Recognizing the challenges of tying CPU technology to process node, Intel is now looking towards a future whereby CPU technology is not tied to process node. However, this alone is not enough for Intel to return to its former position as the world leader in CPU technology. For Intel to regain this title, they need to start delivering devices, and Intel now has no choice but to outsource some of their devices. As such, a recent report announced that Intel and Apple would be the first customers of TSMCs 3nm process.
It only seemed like yesterday that 7nm devices were being released to the commercial market. Despite the COVID pandemic, TSMC is already working on a 3nm process with an expected delivery date for commercial devices around the second half of 2022.
Currently, TSMC has released some details behind their N3 (3nm) process, and most of these figures are compared to their N5 (5nm) process. According to TSMC, the N3 process provides up to 70% logic density gain, a speed increase of 15% at the same power, and a 30% power reduction at the same speed compared to N5. Tape-out of devices are to be expected in 2021, but these are said to be risk production, meaning that there is no guarantee that devices produced will work or be produced in reliable quantities.
Other information released by TSMC also indicate that SRAM density is increased by 1.2 times, analogue circuitry density is increased by 1.1 times, and that the transistors used in the N3 process are of the FinFET variety. Furthermore, the 3N process is said to be targeting smartphone and high-performance computing applications. This makes sense when considering the power savings that mobile applications can take advantage of. In contrast, high-performance computing systems can take advantage of the logic density increase for more powerful devices operating at greater speeds.

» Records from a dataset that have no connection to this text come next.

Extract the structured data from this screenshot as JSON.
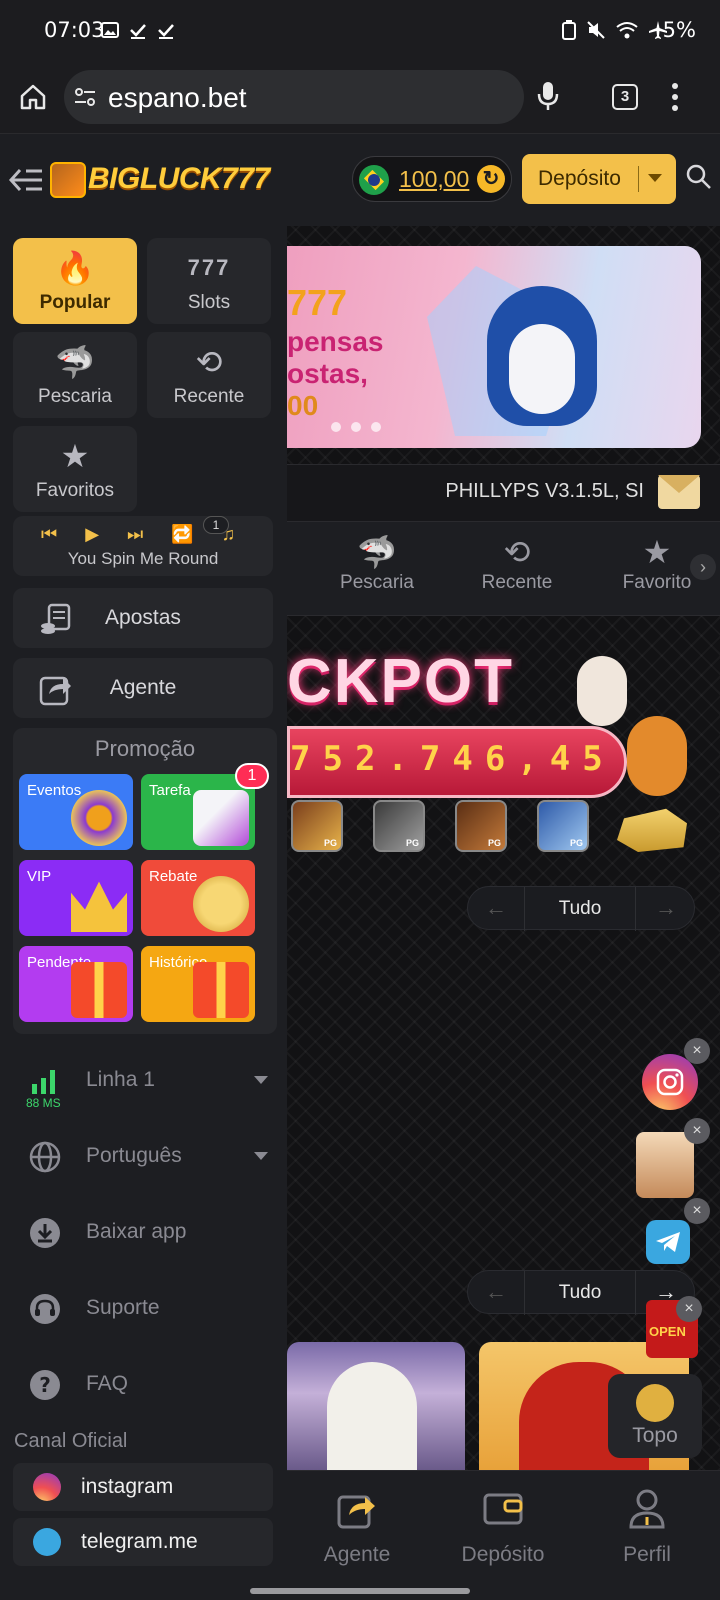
{
  "status_bar": {
    "time": "07:03",
    "battery": "5%"
  },
  "browser": {
    "url": "espano.bet",
    "tab_count": "3"
  },
  "header": {
    "brand": "BIGLUCK777",
    "balance": "100,00",
    "deposit_label": "Depósito"
  },
  "sidebar": {
    "categories": [
      {
        "label": "Popular",
        "icon": "fire-icon"
      },
      {
        "label": "Slots",
        "icon": "slots-777-icon"
      },
      {
        "label": "Pescaria",
        "icon": "shark-icon"
      },
      {
        "label": "Recente",
        "icon": "history-icon"
      },
      {
        "label": "Favoritos",
        "icon": "star-icon"
      }
    ],
    "player": {
      "song": "You Spin Me Round",
      "queue_count": "1"
    },
    "menu": [
      {
        "label": "Apostas",
        "icon": "bets-icon"
      },
      {
        "label": "Agente",
        "icon": "share-icon"
      }
    ],
    "promo": {
      "title": "Promoção",
      "items": [
        {
          "label": "Eventos",
          "color": "#3b7bf6"
        },
        {
          "label": "Tarefa",
          "color": "#2bb54a",
          "badge": "1"
        },
        {
          "label": "VIP",
          "color": "#8b2cf5"
        },
        {
          "label": "Rebate",
          "color": "#f04b3a"
        },
        {
          "label": "Pendente",
          "color": "#b33cf0"
        },
        {
          "label": "Histórico",
          "color": "#f5a712"
        }
      ]
    },
    "settings": [
      {
        "label": "Linha 1",
        "sub": "88 MS",
        "icon": "signal-icon"
      },
      {
        "label": "Português",
        "icon": "globe-icon"
      },
      {
        "label": "Baixar app",
        "icon": "download-icon"
      },
      {
        "label": "Suporte",
        "icon": "headset-icon"
      },
      {
        "label": "FAQ",
        "icon": "question-icon"
      }
    ],
    "canal_title": "Canal Oficial",
    "social": [
      {
        "label": "instagram",
        "icon": "instagram-icon"
      },
      {
        "label": "telegram.me",
        "icon": "telegram-icon"
      }
    ]
  },
  "main": {
    "banner_lines": [
      "777",
      "pensas",
      "ostas,",
      "00"
    ],
    "marquee": "PHILLYPS V3.1.5L, SI",
    "categories": [
      {
        "label": "Pescaria",
        "icon": "shark-icon"
      },
      {
        "label": "Recente",
        "icon": "history-icon"
      },
      {
        "label": "Favorito",
        "icon": "star-icon"
      }
    ],
    "jackpot_title": "CKPOT",
    "jackpot_value": "752.746,45",
    "thumb_tag": "PG",
    "pager_label": "Tudo",
    "pager2_label": "Tudo",
    "open_label": "OPEN",
    "topo_label": "Topo"
  },
  "bottom_nav": [
    {
      "label": "Agente",
      "icon": "share-icon"
    },
    {
      "label": "Depósito",
      "icon": "wallet-icon"
    },
    {
      "label": "Perfil",
      "icon": "user-icon"
    }
  ]
}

It has been said by many in the industry that the concept of process nodes is becoming irrelevant, and trying to compare process nodes from different companies can be an unfair comparison. One piece of information released by Intel that strongly supports the irrelevancy of process node numbers is that Intel has hinted that it may relabel its chip process nodes to make it appear to be less behind than TSMC.
Historically, process nodes referred to the smallest length of a gate on a transistor, and the half-pitch (i.e. half the distance between two identical features), would also match this number. For example, the 250nm process would see all features having a minimum size of 250nm and a minimum distance of 250nm from each other.
However, these numbers no longer match, and the extremely small size of transistor features sees process nodes referring to almost anything the manufacturer decides. These numbers could refer to the minimum distance between two features, it could refer to the width of the gate channel, or it could refer to the minimum size of wire widths. Furthermore, process node numbers no longer directly refer to the capabilities of a device in terms of transistor density. For example, it has been said that Intel’s 10nm process is on par with TSMC’s 7nm process despite the supposedly larger number.
Overall, developers of semiconductors may need to start looking towards different figures that can better compare different devices. One figure that would provide a good metric would be transistor density which would indicate how much circuitry can fit onto a single device. This would work well with future chip designs that could stack multiple layers of logic; they may be constructed using a larger node process but might have a higher transistor density than those made using a smaller node on a 2D chip.